Juli 22nd, 2019

Treedon (#172, 2015)

Posted in interview by Jan

Dicke in der Hölle
Treedeon

Manchmal weiß man ja wirklich nicht so genau, was man aus einem Interview eigentlich herausholen will. Manchmal erledigt sich die Frage im Vorbeigehen. Manchmal scheitert man grandios. Schweigt sich an. Redet aneinander vorbei. Manchmal aber gibt es durchaus ein intrinsisches Motiv, das dann an den konkreten Bedingungen sich zerreibt. Oder zumindest den Zweck beeinträchtigt. Zum Beispiel in diesem Fall. Das Brummen der Landleitung ließ sich noch per Mobiltelefon umgehen. Mein Spaß am Vorabend hätte sich zwar wohl umgehen lassen – aber nun war es zu spät.

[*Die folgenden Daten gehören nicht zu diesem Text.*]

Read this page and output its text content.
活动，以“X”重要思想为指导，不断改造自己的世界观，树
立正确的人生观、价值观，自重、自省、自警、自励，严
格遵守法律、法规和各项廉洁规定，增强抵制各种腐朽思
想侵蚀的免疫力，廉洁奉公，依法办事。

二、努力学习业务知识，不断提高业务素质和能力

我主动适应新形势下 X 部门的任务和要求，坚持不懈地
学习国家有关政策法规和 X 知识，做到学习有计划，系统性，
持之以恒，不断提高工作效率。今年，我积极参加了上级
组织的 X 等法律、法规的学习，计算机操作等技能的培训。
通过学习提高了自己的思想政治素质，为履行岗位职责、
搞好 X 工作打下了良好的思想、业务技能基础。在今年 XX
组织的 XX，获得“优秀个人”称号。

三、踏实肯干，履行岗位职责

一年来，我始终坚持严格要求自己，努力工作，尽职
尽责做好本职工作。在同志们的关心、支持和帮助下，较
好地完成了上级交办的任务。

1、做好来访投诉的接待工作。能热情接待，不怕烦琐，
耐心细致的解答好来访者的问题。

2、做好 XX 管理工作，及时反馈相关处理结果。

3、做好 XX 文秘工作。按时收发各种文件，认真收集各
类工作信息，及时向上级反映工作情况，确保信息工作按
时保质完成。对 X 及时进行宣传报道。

Und eigentlich war die Idee natürlich gewesen, Treedeon, bestehend vor allem aus Arne (uns bekannt geworden durch die Band Ulme) und Yvonne, lange Zeit Sängerin von Jingo de Lunch irgendwie gemeinsam zu interviewen, was möglicherweise dann auch stattfand, aber andererseits auch wieder nicht. Dass von Yvonne im Folgenden kein Satz überliefert ist, hat seinen Grund nicht in technischen Mängeln, editorischen Sensibilitäten oder journalistischer Ignoranz. Selbst eine mehr oder minder direkte Ansprache hatte nicht den gewünschten Effekt, obwohl Arne ihre Gegenwart bestätigte: „Yvonne sitzt sozusagen neben mir.“ Inhaltlich hätte es vielleicht auch gar keinen Unterschied gemacht. Und schließlich ließ auch schon Andy Warhol gelegentlich andere für sich antworten. Insofern: Sei’s drum. Ein Selbstläufer wurde es auch so nicht. So eine alte Ulme (und das Baummotiv setzt sich fort im Namen der neuen Band), zumal, wenn sie eigentlich aus dem hohen Norden kommt, ist eben keine Labertasche. Trotz durchaus vorhandener Laune. Aber die ging eben mir ein wenig ab. Das Nötigste haben wir dann aber doch besprochen, zumindest in Teilen. Und: Eine gute Band ist diese Trio, das, wie ihr auch gleich erfahren werdet, auf der Bühne nicht so leicht zu erwischen sein wird. Ich hoffe, es klappt dann doch eines Tages.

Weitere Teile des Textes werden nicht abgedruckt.